Mijn vrouw rookte niet. En in het begin was dat geen probleem. Gelukkig maar, want een leven zonder sigaret kon ik me eigenlijk niet voorstellen. Zo’n heerlijke eerste sigaret bij de koffie, sigaretten om je te concentreren en te ontspannen en al die sigaretten tijdens een schaakpartij; ze waren absoluut noodzakelijk voor rust, concentratie en relax. Zo dacht ik, een onbedwingbare idee fixe.

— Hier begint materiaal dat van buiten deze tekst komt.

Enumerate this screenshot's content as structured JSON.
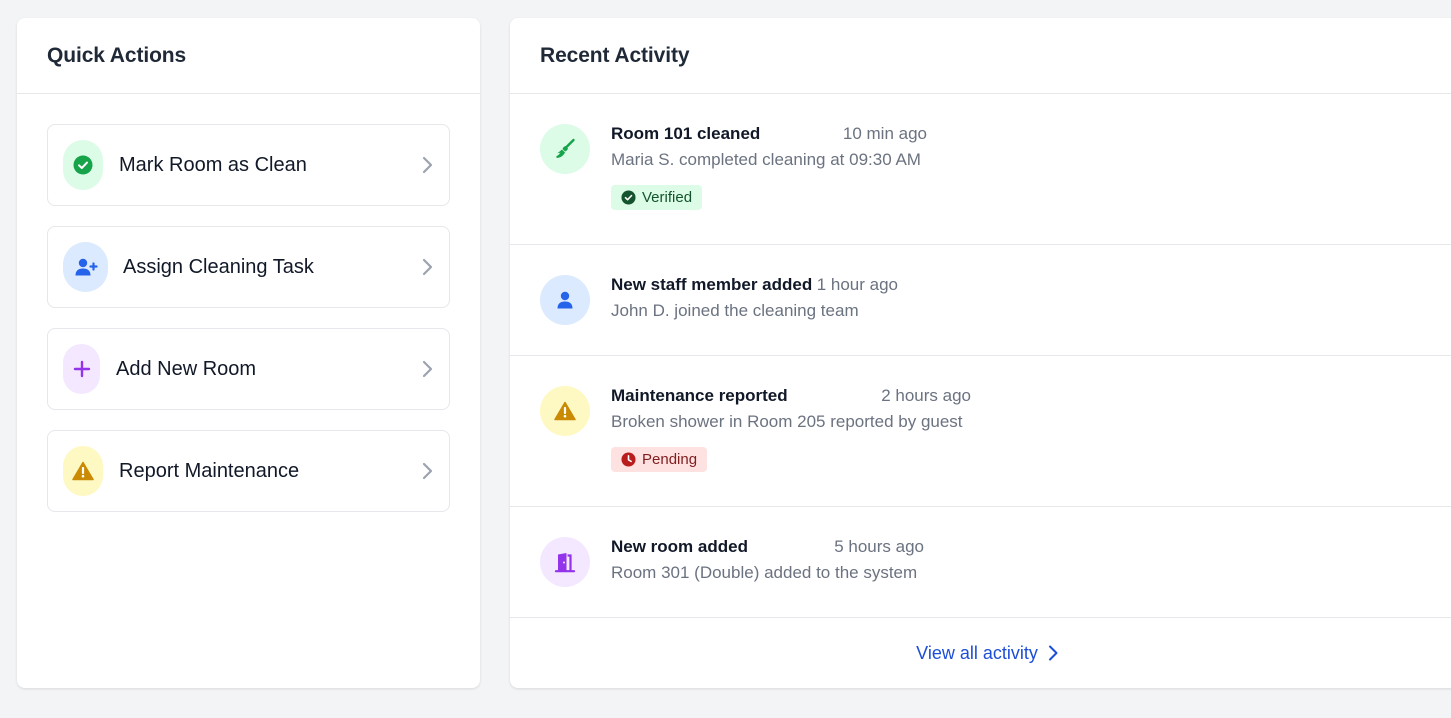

Op mijn werk was het van hetzelfde laken een pak. Ik was enige tijd projectleider met een complexe opdracht. Na afloop van soms oeverloze vergaderingen kon je de rooklucht in plakjes snijden. En dan ’s avonds nog een keer naar de schaakclub om het af te leren. Lijf en kleren geel van de rook bij thuiskomst. Onvoorstelbaar.
Het werd gaandeweg een probleem gevonden, roken. Door niet-rokers en daarmee werd het ook voor al die verstokte rokers een probleem. Als fervent roker was ik ervan overtuigd dat ik zonder te roken geen behoorlijke schaakpartij meer zou kunnen spelen.
Roken was echter niet meer stoer, maar een gevaar voor jezelf en je omgeving. Schaakclubs worstelden ermee. Een rookverbod zou tot aanzienlijk ledenverlies leiden, maar gewoon doorroken ook. Dus kwamen er onhoudbare compromissen. Tot 22:00 uur mocht er dan bijvoorbeeld niet gerookt worden, maar daarna wel. Het lijkt allemaal lang geleden.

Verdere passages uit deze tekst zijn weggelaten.